Отсюда из оконца видно, как на дворе, раздевшись, моются женщины. Как они стирают одежду, старательно наводят порядок, сдирают с себя отвратительную коросту грязи, своими руками устраняя причины эпидемий, которых не пожелали устранить немцы. Была бы вода, уж как-нибудь сами справятся.

Но стирать запрещено. Вот бежит староста лагеря, нарядная и красивая Стеня Старостка из Тарнова, полька, занимающая самое высокое положение среди заключенных-женщин. Пинком начищенного до блеска сапога она разливает драгоценную воду, опрокидывает в грязь миску с бельем, разгоняет стирающих, никому не давая спуску. Охрипшим голосом кричит им вслед:

– Du, Mistbiene! Du, alte Kuh! Du, Krematoriumsfigur[76].

Но нужда научила женщин изворотливости, они умудряются перехитрить старосту лагеря.
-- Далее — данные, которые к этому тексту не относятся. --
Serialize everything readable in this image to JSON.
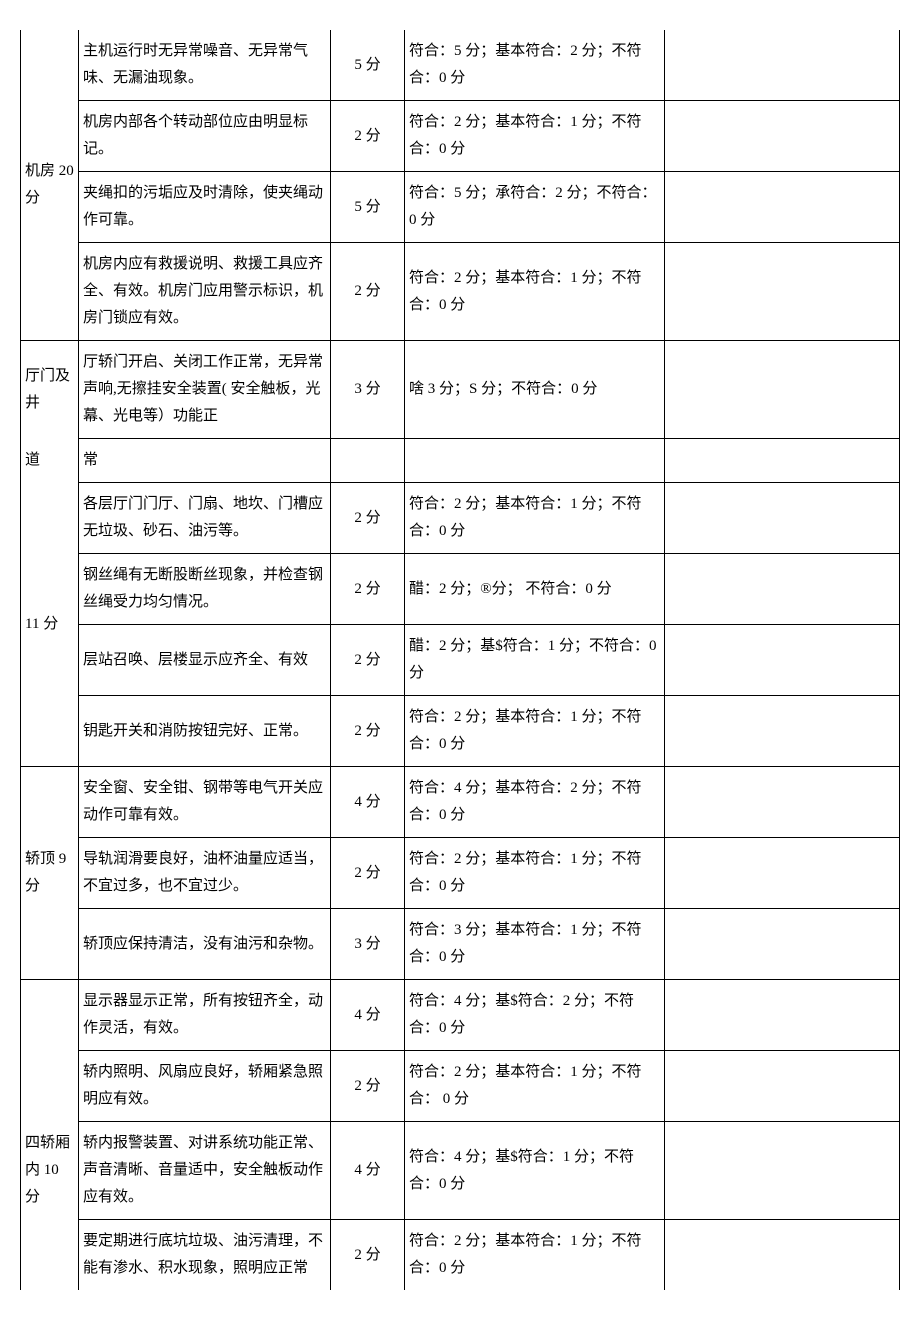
{
  "categories": {
    "machineRoom": "机房 20 分",
    "hallDoor1": "厅门及井",
    "hallDoor2": "道",
    "hallDoor3": "11 分",
    "carTop": "轿顶 9 分",
    "carInside": "四轿厢内 10 分"
  },
  "rows": [
    {
      "desc": "主机运行时无异常噪音、无异常气味、无漏油现象。",
      "pts": "5 分",
      "crit": "符合：5 分；基本符合：2 分；不符合：0 分"
    },
    {
      "desc": "机房内部各个转动部位应由明显标记。",
      "pts": "2 分",
      "crit": "符合：2 分；基本符合：1 分；不符合：0 分"
    },
    {
      "desc": "夹绳扣的污垢应及时清除，使夹绳动作可靠。",
      "pts": "5 分",
      "crit": "符合：5 分；承符合：2 分；不符合：0 分"
    },
    {
      "desc": "机房内应有救援说明、救援工具应齐全、有效。机房门应用警示标识，机房门锁应有效。",
      "pts": "2 分",
      "crit": "符合：2 分；基本符合：1 分；不符合：0 分"
    },
    {
      "desc": "厅轿门开启、关闭工作正常，无异常声响,无擦挂安全装置( 安全触板，光幕、光电等）功能正",
      "pts": "3 分",
      "crit": "啥 3 分；S 分；不符合：0 分"
    },
    {
      "desc": "常",
      "pts": "",
      "crit": ""
    },
    {
      "desc": "各层厅门门厅、门扇、地坎、门槽应无垃圾、砂石、油污等。",
      "pts": "2 分",
      "crit": "符合：2 分；基本符合：1 分；不符合：0 分"
    },
    {
      "desc": "钢丝绳有无断股断丝现象，并检查钢丝绳受力均匀情况。",
      "pts": "2 分",
      "crit": "醋：2 分；®分；\n不符合：0 分"
    },
    {
      "desc": "层站召唤、层楼显示应齐全、有效",
      "pts": "2 分",
      "crit": "醋：2 分；基$符合：1 分；不符合：0 分"
    },
    {
      "desc": "钥匙开关和消防按钮完好、正常。",
      "pts": "2 分",
      "crit": "符合：2 分；基本符合：1 分；不符合：0 分"
    },
    {
      "desc": "安全窗、安全钳、钢带等电气开关应动作可靠有效。",
      "pts": "4 分",
      "crit": "符合：4 分；基本符合：2 分；不符合：0 分"
    },
    {
      "desc": "导轨润滑要良好，油杯油量应适当，不宜过多，也不宜过少。",
      "pts": "2 分",
      "crit": "符合：2 分；基本符合：1 分；不符合：0 分"
    },
    {
      "desc": "轿顶应保持清洁，没有油污和杂物。",
      "pts": "3 分",
      "crit": "符合：3 分；基本符合：1 分；不符合：0 分"
    },
    {
      "desc": "显示器显示正常，所有按钮齐全，动作灵活，有效。",
      "pts": "4 分",
      "crit": "符合：4 分；基$符合：2 分；不符合：0 分"
    },
    {
      "desc": "轿内照明、风扇应良好，轿厢紧急照明应有效。",
      "pts": "2 分",
      "crit": "符合：2 分；基本符合：1 分；不符合： 0 分"
    },
    {
      "desc": "轿内报警装置、对讲系统功能正常、声音清晰、音量适中，安全触板动作应有效。",
      "pts": "4 分",
      "crit": "符合：4 分；基$符合：1 分；不符合：0 分"
    },
    {
      "desc": "要定期进行底坑垃圾、油污清理，不能有渗水、积水现象，照明应正常",
      "pts": "2 分",
      "crit": "符合：2 分；基本符合：1 分；不符合：0 分"
    }
  ]
}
В постоянной борьбе с эсэсовцем и его помощником – заключенным, который бывает и поусерднее эсэсовца, женщины сообща прибегают ко всевозможным уловкам, лишь бы выжить.

Лагерное начальство, не раз проявлявшее свою халатность, тупость, непригодность, и сейчас не может с нужной гибкостью решить непосильную для него задачу. Дело в том, что для многих эсэсовцев работа в лагере – это возможность обогатиться; забросив административные дела, они принимают эшелоны, прибывающие в крематорий; отбирают у людей золото, драгоценности, меха и высылают награбленное добро в Германию. И вот после переезда начальство растерялось: как наладить учет в новом лагере, перегруппировать колонны, выделить нужное количество людей для работы?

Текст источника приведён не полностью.